Anarchism and Other Essays, by Emma Goldman begins with a discussion about what anarchism really stands for. How befitting is it, as a philosophy based on liberty unrestricted by man-made law; the theory that all forms of government rest on violence, and are therefore wrong and harmful, as well as unnecessary.
Anarchism directs its forces against the third and greatest foe of all social equality; namely, the State, organized authority, or statutory law,—the dominion of human conduct. Just as religion has fettered the human mind, and as property, or the monopoly of things, has subdued and stifled man's needs, so has the State enslaved his spirit, dictating every phase of conduct. Also, this book mentions that law, instead of making man a whit more just, is making them more prone to finding solace in injustice. And by destroying government and statutory laws, Anarchism proposes to rescue the self-respect and independence of the individual from all restraint and invasion by authority. Anarchism, thus stands for liberation from the dominion of religion, from the dominion of property, and also from the shackles and restraint of government.
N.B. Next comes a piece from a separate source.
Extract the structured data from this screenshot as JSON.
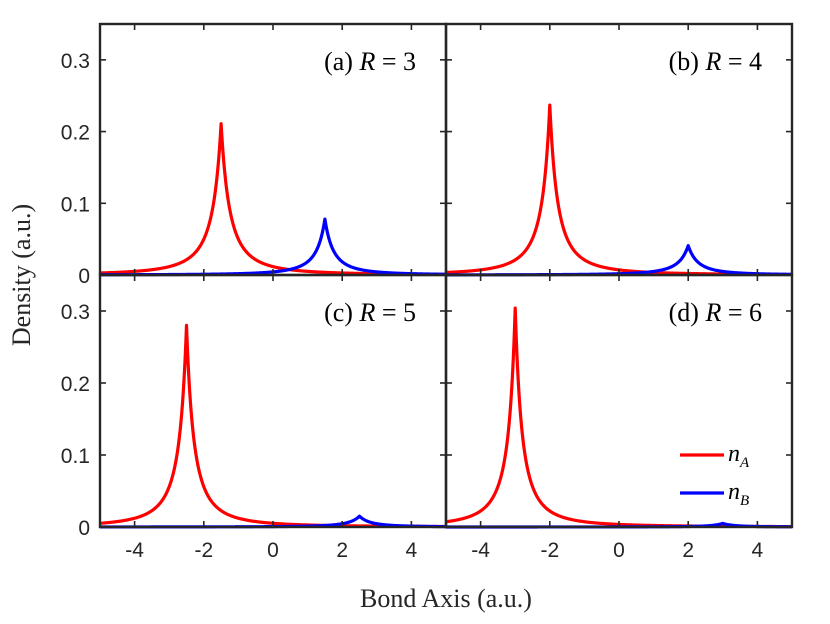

Then come the other fundamental issues with politics. Political aspirants will find their path of good intentions full of pitfalls: wire-pulling, intriguing, flattering, lying, and cheating; in fact, chicanery of every description. Or they will feel intimidated by the tyranny of a compromising majority or a stubborn minority. Or how unsettling is patriotism, as a menace to liberty.
Discussions on prostitution, women’s suffrage, marriage, love and issues of emancipation of women, bring the book to a close.